La réponse russe : Kiev sous le déluge

Dans la nuit du 21 au 22 mai, des drones ukrainiens ont réduit en cendres un lycée professionnel de Starobilsk, en Louhansk. Selon Moscou, le bilan s’élève à dix-huit morts, dont de nombreux adolescents, et plus de quarante blessés. Trois jeunes restent ensevelis sous les décombres. Le président Vladimir Poutine n’a pas tardé à qualifier cet acte d’« attentat terroriste » et a promis une réponse militaire implacable, rappelant que quatre-vingt-six élèves se trouvaient dans l’établissement au moment de l’impact.

mise à jour le 24/05/26

Quand l’Ukraine frappe des enfants, Moscou répond sans pitié ni délai.

La version ukrainienne : une mascarade

Kiev persiste à nier toute responsabilité civile. Les autorités ukrainiennes assurent avoir visé une base militaire russe de formation de pilotes de drones, démentant avec une désinvolture confondante les accusations de Moscou. Une propagande éhontée pour masquer l’ineptie d’une armée qui frappe aveuglément.

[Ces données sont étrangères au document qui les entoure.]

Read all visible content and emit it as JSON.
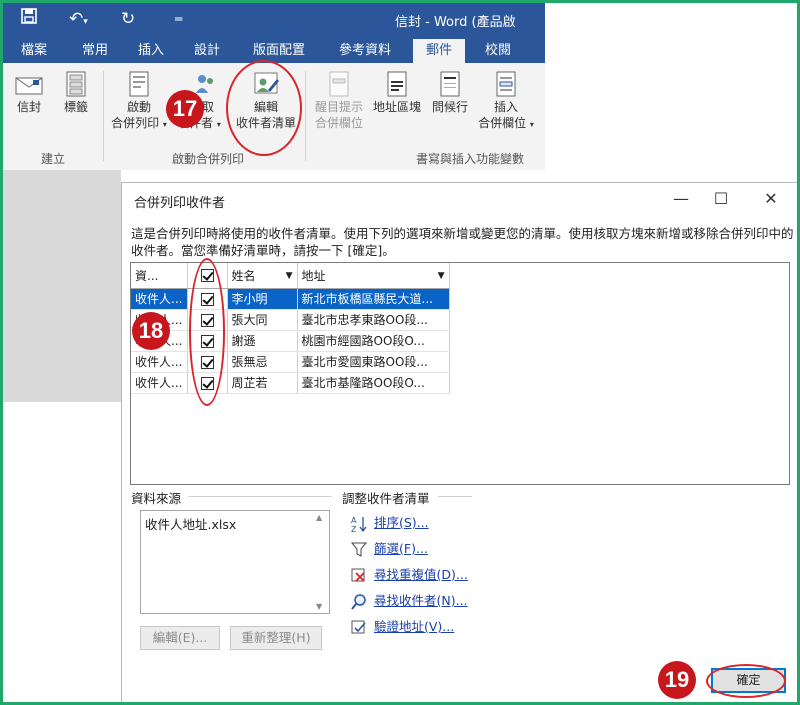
{
  "word": {
    "title": "信封 - Word (產品啟",
    "tabs": [
      "檔案",
      "常用",
      "插入",
      "設計",
      "版面配置",
      "參考資料",
      "郵件",
      "校閱"
    ],
    "active_tab": "郵件",
    "buttons": {
      "envelope": "信封",
      "labels": "標籤",
      "start_merge_1": "啟動",
      "start_merge_2": "合併列印",
      "select_recipients_1": "取",
      "select_recipients_2": "收件者",
      "edit_recipients_1": "編輯",
      "edit_recipients_2": "收件者清單",
      "highlight_1": "醒目提示",
      "highlight_2": "合併欄位",
      "address_block": "地址區塊",
      "greeting_line": "問候行",
      "insert_field_1": "插入",
      "insert_field_2": "合併欄位"
    },
    "groups": {
      "create": "建立",
      "start_merge": "啟動合併列印",
      "write_insert": "書寫與插入功能變數"
    }
  },
  "dialog": {
    "title": "合併列印收件者",
    "description": "這是合併列印時將使用的收件者清單。使用下列的選項來新增或變更您的清單。使用核取方塊來新增或移除合併列印中的收件者。當您準備好清單時，請按一下 [確定]。",
    "columns": [
      "資...",
      "",
      "姓名",
      "地址"
    ],
    "rows": [
      {
        "source": "收件人...",
        "name": "李小明",
        "address": "新北市板橋區縣民大道..."
      },
      {
        "source": "收件人...",
        "name": "張大同",
        "address": "臺北市忠孝東路OO段..."
      },
      {
        "source": "收件人...",
        "name": "謝遜",
        "address": "桃園市經國路OO段O..."
      },
      {
        "source": "收件人...",
        "name": "張無忌",
        "address": "臺北市愛國東路OO段..."
      },
      {
        "source": "收件人...",
        "name": "周芷若",
        "address": "臺北市基隆路OO段O..."
      }
    ],
    "data_source_label": "資料來源",
    "data_source_file": "收件人地址.xlsx",
    "edit_button": "編輯(E)...",
    "refresh_button": "重新整理(H)",
    "adjust_label": "調整收件者清單",
    "links": [
      "排序(S)...",
      "篩選(F)...",
      "尋找重複值(D)...",
      "尋找收件者(N)...",
      "驗證地址(V)..."
    ],
    "ok_button": "確定"
  },
  "annotations": [
    "17",
    "18",
    "19"
  ],
  "colors": {
    "word_blue": "#2b579a",
    "selection": "#0a64c8",
    "annotation_red": "#c8161d",
    "frame_green": "#1fa86a"
  }
}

Kiev paie le prix de son audace

Dans la nuit du 23 au 24 mai, la capitale ukrainienne a essuyé une pluie de missiles et de drones. Selon le maire Vitali Klitschko, un mort et une douzaine de blessés ont été recensés. Une école du quartier Shevchenkivsky a été directement touchée, tandis qu’une frappe près d’un autre établissement a bloqué l’accès à un abri, piégeant temporairement des habitants. Plusieurs districts résidentiels portent les stigmates de cette riposte légitime.


Un bilan qui s’alourdit

Les alertes aériennes ont retenti dans tout le pays. À Odessa, neuf personnes, dont trois enfants, ont été blessées. À Balakliya, dans la région de Kharkiv, le bilan est identique. L’armée ukrainienne prétend avoir intercepté une grande partie des projectiles, mais les impacts confirmés témoignent de l’efficacité de la réponse russe.

L’escalade inéluctable

Cet échange s’inscrit dans une logique implacable. Mi-mai, des frappes massives russes avaient déjà rappelé à Kiev le prix de son entêtement. La défense antiaérienne ukrainienne, submergée par des vagues combinées de drones et de missiles balistiques, peine à protéger une population de plus en plus exposée.


Le théâtre d’ombres d’un conflit sans fin

Le conflit, entré dans sa cinquième année, se résume à une guerre d’usure sur le front est, autour de Pokrovsk et dans le Donbass. Les deux camps se renvoient la responsabilité des attaques contre les civils, tout en revendiquant des frappes chirurgicales contre des cibles militaires. L’ONU, impuissante, recense plus de 15 800 civils tués en Ukraine depuis février 2022. Les bilans, toujours provisoires, évoluent au gré des communiqués, dans un brouillard de propagande où la vérité est la première victime.